THE DEATHS OF DON BERNARDO.

 

Mujica, Barbara. 1990 335 pgs. (pbk) ISBN: 0915745186 Ser.: La Mujer Latina . Includes glossaries of Spanish and Indian terms. $23.95 Price for class use $19.95

Peru 1917. The War of the Pacific has forced thousands of Indians out of their villages and into the cities. A pro-Indian movement is on the rise. Anti-American sentiment is rampant among leftist factions, but Peru's commercial elite sees the U.S. as a model to emulate. The most daring of Peru's new breed of businessmen, Bernardo de Alvarez is the owner of vast sugar and cotton plantations. Handsome, charming, cunning and ruthless, he courts the Yankee markets with the same flair as he pursues beautiful women. On the day he cuts a lucrative deal with a large American textile company, Don Bernardo is on top of the world. But on the same day, he murders a man and contracts a demon, in the form of an exquisite Indian girl, Azucena, whose weapons are as lethal as his own. Everywhere that Alvarez treads the same principles reign; manipulate or be manipulated, eat or be eaten. But in the end, the only power game that really matters to Don Bernardo is his struggle with the demon.
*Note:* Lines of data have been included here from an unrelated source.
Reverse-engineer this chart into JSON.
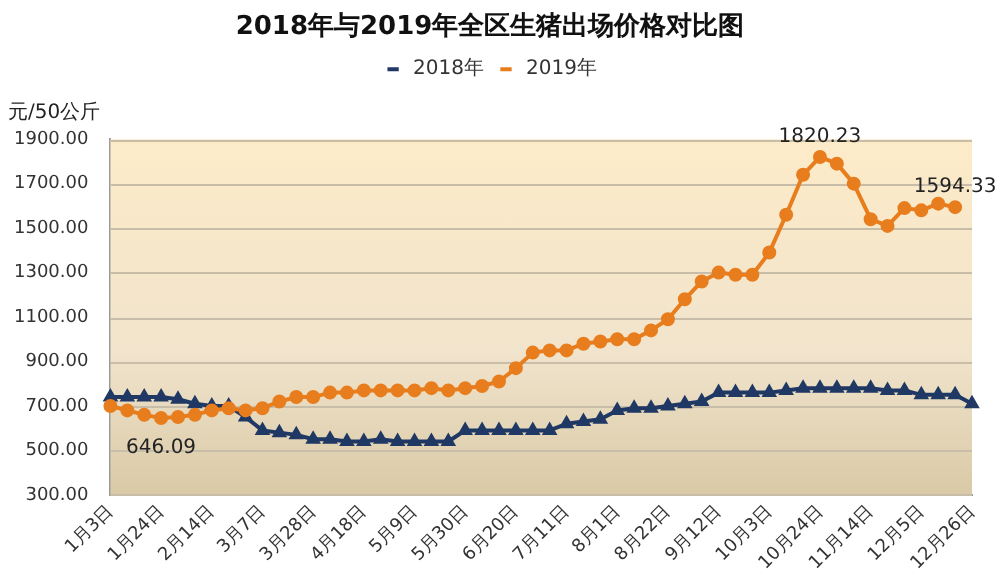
{
  "chart_data": {
    "type": "line",
    "title": "2018年与2019年全区生猪出场价格对比图",
    "ylabel": "元/50公斤",
    "categories": [
      "1月3日",
      null,
      null,
      "1月24日",
      null,
      null,
      "2月14日",
      null,
      null,
      "3月7日",
      null,
      null,
      "3月28日",
      null,
      null,
      "4月18日",
      null,
      null,
      "5月9日",
      null,
      null,
      "5月30日",
      null,
      null,
      "6月20日",
      null,
      null,
      "7月11日",
      null,
      null,
      "8月1日",
      null,
      null,
      "8月22日",
      null,
      null,
      "9月12日",
      null,
      null,
      "10月3日",
      null,
      null,
      "10月24日",
      null,
      null,
      "11月14日",
      null,
      null,
      "12月5日",
      null,
      null,
      "12月26日"
    ],
    "series": [
      {
        "name": "2018年",
        "color": "#1f3864",
        "marker": "triangle",
        "values": [
          740,
          740,
          740,
          740,
          730,
          710,
          700,
          700,
          650,
          590,
          580,
          570,
          550,
          550,
          540,
          540,
          550,
          540,
          540,
          540,
          540,
          590,
          590,
          590,
          590,
          590,
          590,
          620,
          630,
          640,
          680,
          690,
          690,
          700,
          710,
          720,
          760,
          760,
          760,
          760,
          770,
          780,
          780,
          780,
          780,
          780,
          770,
          770,
          750,
          750,
          750,
          710
        ]
      },
      {
        "name": "2019年",
        "color": "#e87d1e",
        "marker": "circle",
        "values": [
          700,
          680,
          660,
          646.09,
          650,
          660,
          680,
          690,
          680,
          690,
          720,
          740,
          740,
          760,
          760,
          770,
          770,
          770,
          770,
          780,
          770,
          780,
          790,
          810,
          870,
          940,
          950,
          950,
          980,
          990,
          1000,
          1000,
          1040,
          1090,
          1180,
          1260,
          1300,
          1290,
          1290,
          1390,
          1560,
          1740,
          1820.23,
          1790,
          1700,
          1540,
          1510,
          1590,
          1580,
          1610,
          1594.33,
          null
        ]
      }
    ],
    "ylim": [
      300,
      1900
    ],
    "yticks": [
      {
        "value": 300,
        "label": "300.00"
      },
      {
        "value": 500,
        "label": "500.00"
      },
      {
        "value": 700,
        "label": "700.00"
      },
      {
        "value": 900,
        "label": "900.00"
      },
      {
        "value": 1100,
        "label": "1100.00"
      },
      {
        "value": 1300,
        "label": "1300.00"
      },
      {
        "value": 1500,
        "label": "1500.00"
      },
      {
        "value": 1700,
        "label": "1700.00"
      },
      {
        "value": 1900,
        "label": "1900.00"
      }
    ],
    "grid": "y",
    "legend": "top",
    "annotations": [
      {
        "text": "646.09",
        "x": "1月24日",
        "y": 646.09
      },
      {
        "text": "1820.23",
        "x": "10月24日",
        "y": 1820.23
      },
      {
        "text": "1594.33",
        "y": 1594.33
      }
    ]
  }
}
Don Bernardo's implacable fate engulfs the members of his household; Julio, Don Bernardo's vengeful Indian nemesis; and Azucena, the wily apprentice cook who wields expertly the only tools available to a female domestic--her wits and her body. Based on a true incident, The Deaths of Don Bernardo tells a compelling story that is told with elegance of style, deep knowledge of human nature, entertaining realism, and most of all provides a highly intelligent literary view of Latin culture and society at the turn of the century.